The Verdict is available for streaming on YouTube.
This one is fairly recent. Starring Michael B Jordan, Jamie Foxx and Brie Larson in significant parts, Just Mercy is based on the real-life story of Walter McMillian, who, with the aid of an up and coming defense attorney Bryan Stevenson, appeals his murder conviction. Just Mercy has good intentions and is well-directed. At times, it becomes a little preachy, slightly more earnest than is good for cinematic purposes. But it is a solid film nonetheless.
Just Mercy is streaming on Amazon Prime Video.
If you are familiar with the story of Harper Lee’s To Kill a Mockingbird, then Marshall’s plotline will seem familiar to you. The only stunning difference here is, while To Kill a Mockingbird is a fictional novel, Marshall is based on the first case of America’s first-ever African-American Supreme Court Justice Thurgood Marshall. Revolving around a wrongly convicted black man, the legal drama is intense, pacy and boasts of powerful performances, especially by Chadwick Boseman and Sterling K Brown. The movie also stars Kate Hudson, Josh God and Dan Stevens.
Marshall is available for streaming on YouTube.
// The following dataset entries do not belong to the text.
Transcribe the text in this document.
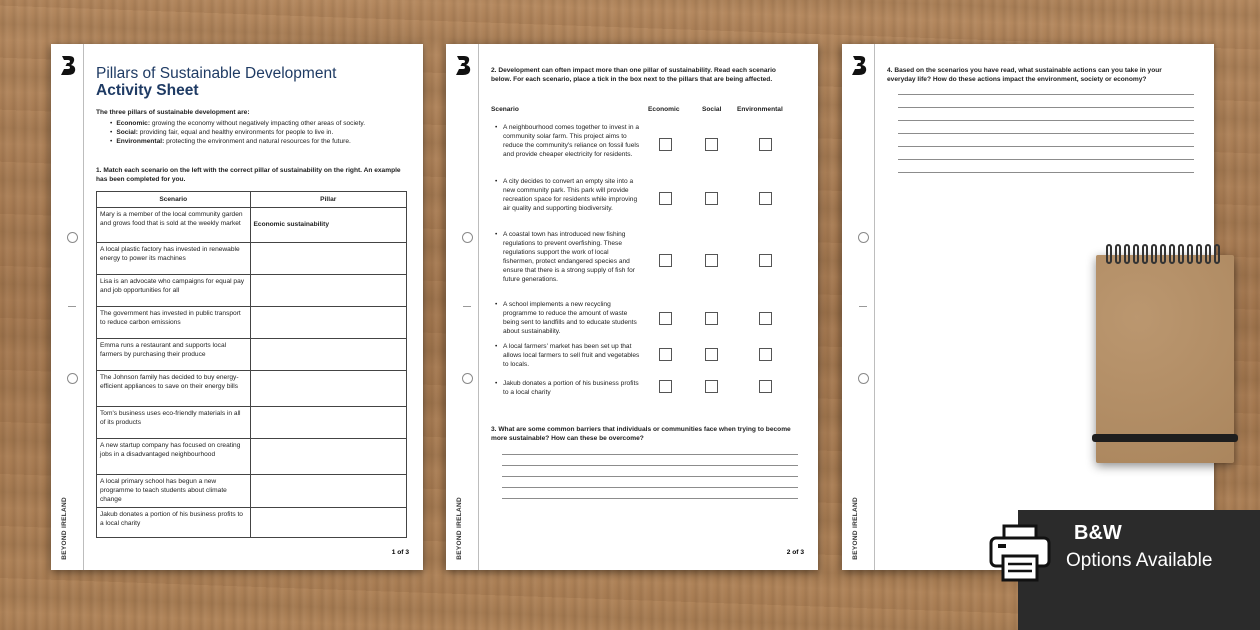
BEYOND IRELAND
Pillars of Sustainable Development
Activity Sheet
The three pillars of sustainable development are:
• Economic: growing the economy without negatively impacting other areas of society.
• Social: providing fair, equal and healthy environments for people to live in.
• Environmental: protecting the environment and natural resources for the future.
1. Match each scenario on the left with the correct pillar of sustainability on the right. An example has been completed for you.
Scenario	Pillar
Mary is a member of the local community garden and grows food that is sold at the weekly market	Economic sustainability
A local plastic factory has invested in renewable energy to power its machines	
Lisa is an advocate who campaigns for equal pay and job opportunities for all	
The government has invested in public transport to reduce carbon emissions	
Emma runs a restaurant and supports local farmers by purchasing their produce	
The Johnson family has decided to buy energy-efficient appliances to save on their energy bills	
Tom's business uses eco-friendly materials in all of its products	
A new startup company has focused on creating jobs in a disadvantaged neighbourhood	
A local primary school has begun a new programme to teach students about climate change	
Jakub donates a portion of his business profits to a local charity	
1 of 3	BEYOND IRELAND
2. Development can often impact more than one pillar of sustainability. Read each scenario below. For each scenario, place a tick in the box next to the pillars that are being affected.
Scenario	Economic	Social Environmental
• A neighbourhood comes together to invest in a community solar farm. This project aims to reduce the community's reliance on fossil fuels and provide cheaper electricity for residents.
• A city decides to convert an empty site into a new community park. This park will provide recreation space for residents while improving air quality and supporting biodiversity.
• A coastal town has introduced new fishing regulations to prevent overfishing. These regulations support the work of local fishermen, protect endangered species and ensure that there is a strong supply of fish for future generations.
• A school implements a new recycling programme to reduce the amount of waste being sent to landfills and to educate students about sustainability.
• A local farmers' market has been set up that allows local farmers to sell fruit and vegetables to locals.
• Jakub donates a portion of his business profits to a local charity
3. What are some common barriers that individuals or communities face when trying to become more sustainable? How can these be overcome?
2 of 3	BEYOND IRELAND
4. Based on the scenarios you have read, what sustainable actions can you take in your everyday life? How do these actions impact the environment, society or economy?
B&W
Options Available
While the Spike Lee directorial is not a legal movie per se, it does deal with racial inequality and injustice, which are some of the primary themes of The Trial of the Chicago 7. There is Klu Klux Klan, an in-form Adam Driver, a stellar John David Washington, and generous amounts of comic relief despite the serious subject. A complete package. Definitely a movie of our times.
You can watch the film on Netflix
My Cousin Vinny
Now this is a little different. Despite being a courtroom film, My Cousin Vinny is a comedy that stars Joe Pesci and Marisa Tomei in the lead roles. The inexperienced Vinny has never worked a case, but circumstances call upon him to defend his cousin for a wrongful murder charge. How he tackles the matter and works on himself are the highlights of the film.
Tom Hanks and Denzel Washington. If these two are not big enough incentives for you to watch the film, then here’s the plot — Hanks’ character is asked to leave his job after a colleague discovers he has AIDS. This prompts Hanks’ Andrew to call on an old rival, Washington’s Joe Miller. Because Joe is the only lawyer willing to fight his case for discrimination and wrongful termination. What works for the film is the chemistry of the lead stars, which is nothing short of crackling.
Directed by Jonathan Demme, Philadelphia is available to stream on YouTube.